La fiesta de hoy desde antiguo forma parte del misterio de Navidad. Es una faceta de este misterio la idea de que nuestra redención y la humanización de Cristo llevan implícitos el misterio de la maternidad divina y la singular mediación de la Madre de Dios en nuestra salvación. Nuestra salvación es un misterio de la gratuidad concedida a los hombres y precisamente a través de una encarnación del Hijo de Dios como hombre en dependencia de la maternidad de María. María es la “llena de gracia” precisamente en su función de ser Madre de Dios. Por el cometido ejercido en la encarnación es por lo que María es “llena de gracia” como ninguna otra criatura lo ha sido y lo será. Nuestra fiesta es, pues, admirar cómo una criatura ha sido desbordada por el don de la gracia como nunca una persona la había sido ni lo será.
La admiración ante el misterio que hoy celebramos es el que inspiró obras sublimes como la pintura de la Anunciación de Fr.

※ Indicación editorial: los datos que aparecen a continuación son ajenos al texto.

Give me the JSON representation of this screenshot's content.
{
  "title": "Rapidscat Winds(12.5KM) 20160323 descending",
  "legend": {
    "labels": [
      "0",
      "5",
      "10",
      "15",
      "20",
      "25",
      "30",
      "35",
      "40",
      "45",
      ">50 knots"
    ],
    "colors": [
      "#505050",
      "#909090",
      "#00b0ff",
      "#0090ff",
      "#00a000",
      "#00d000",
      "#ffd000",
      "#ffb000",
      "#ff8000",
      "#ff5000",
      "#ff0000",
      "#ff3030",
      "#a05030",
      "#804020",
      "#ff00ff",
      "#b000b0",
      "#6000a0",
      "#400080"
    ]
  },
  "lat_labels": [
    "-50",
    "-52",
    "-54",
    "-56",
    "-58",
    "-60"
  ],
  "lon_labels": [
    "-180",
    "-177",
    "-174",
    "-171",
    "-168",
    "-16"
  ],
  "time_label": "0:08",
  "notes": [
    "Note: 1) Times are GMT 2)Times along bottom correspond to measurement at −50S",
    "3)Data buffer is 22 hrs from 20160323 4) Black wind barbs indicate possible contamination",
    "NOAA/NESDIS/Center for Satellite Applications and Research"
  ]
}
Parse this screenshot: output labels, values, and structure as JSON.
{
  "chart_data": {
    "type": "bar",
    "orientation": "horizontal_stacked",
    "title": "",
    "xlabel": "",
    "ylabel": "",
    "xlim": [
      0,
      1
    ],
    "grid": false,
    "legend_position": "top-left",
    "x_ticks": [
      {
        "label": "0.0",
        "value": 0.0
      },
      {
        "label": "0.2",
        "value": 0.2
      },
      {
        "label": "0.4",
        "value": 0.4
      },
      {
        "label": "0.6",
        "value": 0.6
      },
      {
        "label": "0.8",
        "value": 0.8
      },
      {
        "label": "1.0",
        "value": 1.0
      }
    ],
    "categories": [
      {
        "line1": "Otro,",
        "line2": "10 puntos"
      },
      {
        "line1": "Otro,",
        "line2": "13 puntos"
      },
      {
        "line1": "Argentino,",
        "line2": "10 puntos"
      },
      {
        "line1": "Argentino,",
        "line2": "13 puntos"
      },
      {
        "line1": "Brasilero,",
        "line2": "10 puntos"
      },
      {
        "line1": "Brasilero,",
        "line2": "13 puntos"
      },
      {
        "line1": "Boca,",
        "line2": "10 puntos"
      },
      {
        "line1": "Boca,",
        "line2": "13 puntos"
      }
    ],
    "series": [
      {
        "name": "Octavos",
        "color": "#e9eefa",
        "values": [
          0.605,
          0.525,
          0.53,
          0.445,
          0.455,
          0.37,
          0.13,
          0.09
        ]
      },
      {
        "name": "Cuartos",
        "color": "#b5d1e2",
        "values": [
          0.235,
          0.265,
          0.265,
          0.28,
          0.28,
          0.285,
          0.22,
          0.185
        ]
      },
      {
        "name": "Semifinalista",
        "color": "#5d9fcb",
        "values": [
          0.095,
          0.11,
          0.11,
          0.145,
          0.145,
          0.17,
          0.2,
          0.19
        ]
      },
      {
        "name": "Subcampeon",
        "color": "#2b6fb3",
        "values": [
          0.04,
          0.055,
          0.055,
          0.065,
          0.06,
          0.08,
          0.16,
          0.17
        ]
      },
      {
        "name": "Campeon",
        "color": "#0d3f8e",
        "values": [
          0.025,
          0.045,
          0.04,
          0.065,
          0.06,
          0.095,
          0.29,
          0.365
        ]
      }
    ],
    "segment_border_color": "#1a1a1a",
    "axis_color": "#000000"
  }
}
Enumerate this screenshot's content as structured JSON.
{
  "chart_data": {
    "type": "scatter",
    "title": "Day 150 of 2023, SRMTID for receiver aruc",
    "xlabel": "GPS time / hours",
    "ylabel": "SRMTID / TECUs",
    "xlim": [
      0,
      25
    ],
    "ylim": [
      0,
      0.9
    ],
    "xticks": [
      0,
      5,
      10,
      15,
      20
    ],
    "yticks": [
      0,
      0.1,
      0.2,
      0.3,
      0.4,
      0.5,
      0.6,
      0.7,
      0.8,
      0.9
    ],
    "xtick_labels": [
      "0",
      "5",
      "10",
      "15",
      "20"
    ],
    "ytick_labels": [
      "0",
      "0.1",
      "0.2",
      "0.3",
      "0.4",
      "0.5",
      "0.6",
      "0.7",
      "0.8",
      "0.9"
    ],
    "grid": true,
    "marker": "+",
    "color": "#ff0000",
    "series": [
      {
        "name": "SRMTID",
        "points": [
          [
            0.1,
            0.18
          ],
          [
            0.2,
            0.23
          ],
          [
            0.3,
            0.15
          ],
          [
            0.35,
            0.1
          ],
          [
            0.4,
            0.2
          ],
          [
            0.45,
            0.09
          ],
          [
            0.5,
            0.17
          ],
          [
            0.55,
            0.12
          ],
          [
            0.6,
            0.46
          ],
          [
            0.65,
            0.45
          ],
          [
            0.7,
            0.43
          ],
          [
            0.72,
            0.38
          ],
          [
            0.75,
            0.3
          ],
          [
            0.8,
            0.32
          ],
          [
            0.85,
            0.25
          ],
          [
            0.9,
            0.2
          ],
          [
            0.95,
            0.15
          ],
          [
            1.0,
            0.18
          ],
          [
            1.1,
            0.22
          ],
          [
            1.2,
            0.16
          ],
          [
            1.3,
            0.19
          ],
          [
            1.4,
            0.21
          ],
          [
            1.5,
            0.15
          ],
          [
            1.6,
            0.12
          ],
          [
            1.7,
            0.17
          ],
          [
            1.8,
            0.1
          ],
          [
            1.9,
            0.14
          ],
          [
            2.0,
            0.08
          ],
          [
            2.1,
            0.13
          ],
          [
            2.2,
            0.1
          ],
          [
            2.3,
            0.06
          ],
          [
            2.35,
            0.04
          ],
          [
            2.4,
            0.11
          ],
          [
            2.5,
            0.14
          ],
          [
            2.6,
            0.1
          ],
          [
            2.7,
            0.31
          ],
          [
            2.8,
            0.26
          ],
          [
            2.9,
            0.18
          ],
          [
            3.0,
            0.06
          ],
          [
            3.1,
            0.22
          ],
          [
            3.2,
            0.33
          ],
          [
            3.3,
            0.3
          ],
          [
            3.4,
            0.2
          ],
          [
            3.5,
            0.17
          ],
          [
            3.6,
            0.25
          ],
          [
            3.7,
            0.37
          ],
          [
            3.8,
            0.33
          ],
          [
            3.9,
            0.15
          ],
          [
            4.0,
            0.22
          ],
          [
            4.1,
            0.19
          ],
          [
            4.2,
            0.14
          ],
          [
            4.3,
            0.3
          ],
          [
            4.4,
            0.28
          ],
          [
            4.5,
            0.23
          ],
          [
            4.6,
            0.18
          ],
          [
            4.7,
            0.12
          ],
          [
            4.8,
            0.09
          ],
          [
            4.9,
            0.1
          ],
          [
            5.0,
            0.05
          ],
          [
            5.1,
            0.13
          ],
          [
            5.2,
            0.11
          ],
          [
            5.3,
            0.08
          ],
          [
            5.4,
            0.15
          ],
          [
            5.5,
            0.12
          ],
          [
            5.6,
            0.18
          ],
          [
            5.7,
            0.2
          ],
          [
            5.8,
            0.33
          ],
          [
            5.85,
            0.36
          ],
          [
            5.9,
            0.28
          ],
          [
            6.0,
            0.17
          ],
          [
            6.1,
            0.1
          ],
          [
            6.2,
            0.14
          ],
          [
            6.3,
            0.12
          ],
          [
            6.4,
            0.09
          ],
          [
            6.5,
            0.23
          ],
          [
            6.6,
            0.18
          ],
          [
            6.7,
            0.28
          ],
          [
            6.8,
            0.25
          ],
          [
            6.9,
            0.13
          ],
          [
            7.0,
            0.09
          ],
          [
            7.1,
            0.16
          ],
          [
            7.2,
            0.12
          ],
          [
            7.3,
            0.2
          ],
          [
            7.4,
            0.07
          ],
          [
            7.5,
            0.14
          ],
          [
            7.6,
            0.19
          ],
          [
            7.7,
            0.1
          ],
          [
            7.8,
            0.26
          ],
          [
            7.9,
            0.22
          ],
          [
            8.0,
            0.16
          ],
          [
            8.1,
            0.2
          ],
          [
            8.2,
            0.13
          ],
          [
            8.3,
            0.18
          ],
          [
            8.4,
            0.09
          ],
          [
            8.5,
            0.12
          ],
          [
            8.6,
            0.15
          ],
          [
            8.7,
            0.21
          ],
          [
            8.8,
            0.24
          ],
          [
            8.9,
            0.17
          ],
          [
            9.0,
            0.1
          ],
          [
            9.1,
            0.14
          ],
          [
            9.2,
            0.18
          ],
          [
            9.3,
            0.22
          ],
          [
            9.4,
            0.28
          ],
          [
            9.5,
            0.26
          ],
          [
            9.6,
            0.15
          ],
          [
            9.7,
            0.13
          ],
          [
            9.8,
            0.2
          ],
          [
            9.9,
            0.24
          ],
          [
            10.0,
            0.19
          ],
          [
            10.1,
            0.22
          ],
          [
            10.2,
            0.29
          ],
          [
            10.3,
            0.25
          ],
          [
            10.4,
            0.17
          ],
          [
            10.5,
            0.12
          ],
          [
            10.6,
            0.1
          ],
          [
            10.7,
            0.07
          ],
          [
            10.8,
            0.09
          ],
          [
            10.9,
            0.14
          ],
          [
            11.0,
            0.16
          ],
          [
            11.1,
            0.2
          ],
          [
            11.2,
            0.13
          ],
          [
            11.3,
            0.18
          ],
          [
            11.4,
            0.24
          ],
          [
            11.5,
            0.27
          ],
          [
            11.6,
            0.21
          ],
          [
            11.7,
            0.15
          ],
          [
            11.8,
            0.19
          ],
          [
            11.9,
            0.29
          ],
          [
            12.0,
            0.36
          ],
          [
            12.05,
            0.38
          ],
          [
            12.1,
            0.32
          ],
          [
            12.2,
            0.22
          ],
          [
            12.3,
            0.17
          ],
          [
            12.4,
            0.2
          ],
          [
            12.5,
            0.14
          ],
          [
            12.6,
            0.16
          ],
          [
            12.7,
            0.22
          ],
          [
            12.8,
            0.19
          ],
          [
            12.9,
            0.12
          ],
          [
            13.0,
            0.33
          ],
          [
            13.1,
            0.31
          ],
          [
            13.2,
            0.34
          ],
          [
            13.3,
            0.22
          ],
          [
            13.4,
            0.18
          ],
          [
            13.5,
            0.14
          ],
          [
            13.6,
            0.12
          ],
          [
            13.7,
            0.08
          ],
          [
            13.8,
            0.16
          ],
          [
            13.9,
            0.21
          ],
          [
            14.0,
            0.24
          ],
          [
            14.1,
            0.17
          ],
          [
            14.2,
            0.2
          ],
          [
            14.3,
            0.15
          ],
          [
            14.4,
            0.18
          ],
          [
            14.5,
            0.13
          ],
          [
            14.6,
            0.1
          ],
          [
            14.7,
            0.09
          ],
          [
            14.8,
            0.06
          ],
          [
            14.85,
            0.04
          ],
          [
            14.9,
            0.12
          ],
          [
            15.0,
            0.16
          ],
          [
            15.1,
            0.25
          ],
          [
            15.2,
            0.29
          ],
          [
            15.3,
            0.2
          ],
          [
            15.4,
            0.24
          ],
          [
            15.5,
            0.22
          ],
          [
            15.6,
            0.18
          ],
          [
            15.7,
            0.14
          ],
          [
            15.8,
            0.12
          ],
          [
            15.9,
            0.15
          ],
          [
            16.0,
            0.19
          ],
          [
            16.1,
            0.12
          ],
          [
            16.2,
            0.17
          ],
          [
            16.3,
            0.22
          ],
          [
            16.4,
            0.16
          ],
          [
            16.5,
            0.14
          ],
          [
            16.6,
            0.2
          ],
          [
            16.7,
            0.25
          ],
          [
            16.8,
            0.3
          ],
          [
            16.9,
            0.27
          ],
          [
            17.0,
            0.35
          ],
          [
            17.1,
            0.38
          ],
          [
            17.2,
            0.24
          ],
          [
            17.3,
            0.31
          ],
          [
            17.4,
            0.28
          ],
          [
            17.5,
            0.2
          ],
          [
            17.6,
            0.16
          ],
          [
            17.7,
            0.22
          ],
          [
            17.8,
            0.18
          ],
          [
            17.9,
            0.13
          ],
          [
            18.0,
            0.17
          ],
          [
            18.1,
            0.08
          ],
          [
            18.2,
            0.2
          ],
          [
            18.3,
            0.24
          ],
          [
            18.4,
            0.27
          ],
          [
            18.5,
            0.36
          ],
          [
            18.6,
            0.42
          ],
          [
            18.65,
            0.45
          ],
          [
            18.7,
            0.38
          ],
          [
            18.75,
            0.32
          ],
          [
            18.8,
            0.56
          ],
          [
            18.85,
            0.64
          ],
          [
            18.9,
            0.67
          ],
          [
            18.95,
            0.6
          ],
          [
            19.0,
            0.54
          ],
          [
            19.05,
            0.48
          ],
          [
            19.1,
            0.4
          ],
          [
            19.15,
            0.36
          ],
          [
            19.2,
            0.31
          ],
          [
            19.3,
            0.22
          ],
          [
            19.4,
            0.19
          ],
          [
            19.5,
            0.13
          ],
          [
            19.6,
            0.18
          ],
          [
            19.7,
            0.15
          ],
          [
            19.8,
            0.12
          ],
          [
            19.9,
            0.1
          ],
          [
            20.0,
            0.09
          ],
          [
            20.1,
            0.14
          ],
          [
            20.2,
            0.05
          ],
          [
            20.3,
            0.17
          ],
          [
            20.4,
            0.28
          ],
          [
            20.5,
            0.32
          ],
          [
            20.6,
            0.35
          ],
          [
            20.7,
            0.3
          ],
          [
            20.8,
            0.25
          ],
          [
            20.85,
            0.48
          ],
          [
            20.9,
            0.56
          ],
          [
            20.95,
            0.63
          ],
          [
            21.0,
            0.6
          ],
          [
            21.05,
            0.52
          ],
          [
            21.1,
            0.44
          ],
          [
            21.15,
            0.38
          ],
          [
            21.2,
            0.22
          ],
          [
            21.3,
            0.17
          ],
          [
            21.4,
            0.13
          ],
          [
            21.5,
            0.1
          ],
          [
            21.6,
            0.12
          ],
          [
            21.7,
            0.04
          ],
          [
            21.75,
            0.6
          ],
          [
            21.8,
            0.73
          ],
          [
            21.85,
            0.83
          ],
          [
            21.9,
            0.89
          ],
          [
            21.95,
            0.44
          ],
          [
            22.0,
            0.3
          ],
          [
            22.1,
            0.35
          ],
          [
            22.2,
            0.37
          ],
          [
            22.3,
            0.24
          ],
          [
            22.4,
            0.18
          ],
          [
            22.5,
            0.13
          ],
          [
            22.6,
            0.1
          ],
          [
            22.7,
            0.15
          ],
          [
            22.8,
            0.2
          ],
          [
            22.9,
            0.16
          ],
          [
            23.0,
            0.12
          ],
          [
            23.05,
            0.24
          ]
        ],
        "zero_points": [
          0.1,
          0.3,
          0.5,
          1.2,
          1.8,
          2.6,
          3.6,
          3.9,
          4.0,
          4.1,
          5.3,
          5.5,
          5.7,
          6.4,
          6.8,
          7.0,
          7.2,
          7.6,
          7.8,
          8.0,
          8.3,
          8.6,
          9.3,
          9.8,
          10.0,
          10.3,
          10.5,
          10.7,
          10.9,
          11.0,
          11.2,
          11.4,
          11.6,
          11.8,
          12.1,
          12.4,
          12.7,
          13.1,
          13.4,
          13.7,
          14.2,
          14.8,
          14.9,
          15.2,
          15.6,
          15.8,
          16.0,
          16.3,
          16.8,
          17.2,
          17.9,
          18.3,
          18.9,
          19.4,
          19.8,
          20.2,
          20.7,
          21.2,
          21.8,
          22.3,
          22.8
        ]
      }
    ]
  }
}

Angélico, los poemas sublimes de Paul Claudel o las secuencias de F. Zeffirelli, pero también impulsa nuestros sentimientos particulares de devoción en el día presente al leer el relato de la palabra de Dios de S. Lucas.
La Iglesia ha celebrado este misterio de la plenitud de gracia de la Virgen desde muy antiguo. La santidad original de María se celebró desde los siglos V y VI y pasó luego a Occidente, donde se celebró como fiesta litúrgica en Italia y pasó luego a otros países.
Pero es la celebración de hoy no podemos menos de recordar la interminable y cansina discusión sobre condiciones de la liberación del pecado original. A partir del siglo XII los teólogos y el pueblo fiel que le seguía se vieron envueltos en una disputa interminable sobre precisiones de tiempo y alcance de tal obra de santificación de la Virgen, empezando por inquirir cuándo y cómo se realizó la liberación del pecado original que es con el que nacemos todos. Las elucubraciones de Duns Scoto, sobre todo, sostuvieron que la Virgen fue inmune del pecado original, mientras que S. Bernardo, Sto. Tomás y otros habían sostenido que la Virgen había incurrido en el pecado original del que fue luego liberada. Interminables discusiones sobre el tema que, inexplicablemente, envolvieron también al pueblo fiel en dependencia de los teólogos. Todo esto sólo se superó cuando Pío IX en 1854 y en la Bula que definía este dogma tomó una vía intermedia afirmando que la Virgen María fue “preservada inmune de la culpa original desde el primer instante de su concepción”. Como decía el gran mariólogo S. Alberto Magno, yo nunca podré saber en qué momento preciso se realizó la liberación del pecado original en la Virgen, pero es que eso es mera curiosidad pues el dogma lo único que evidencia es la gratuidad del don recibido de Dios.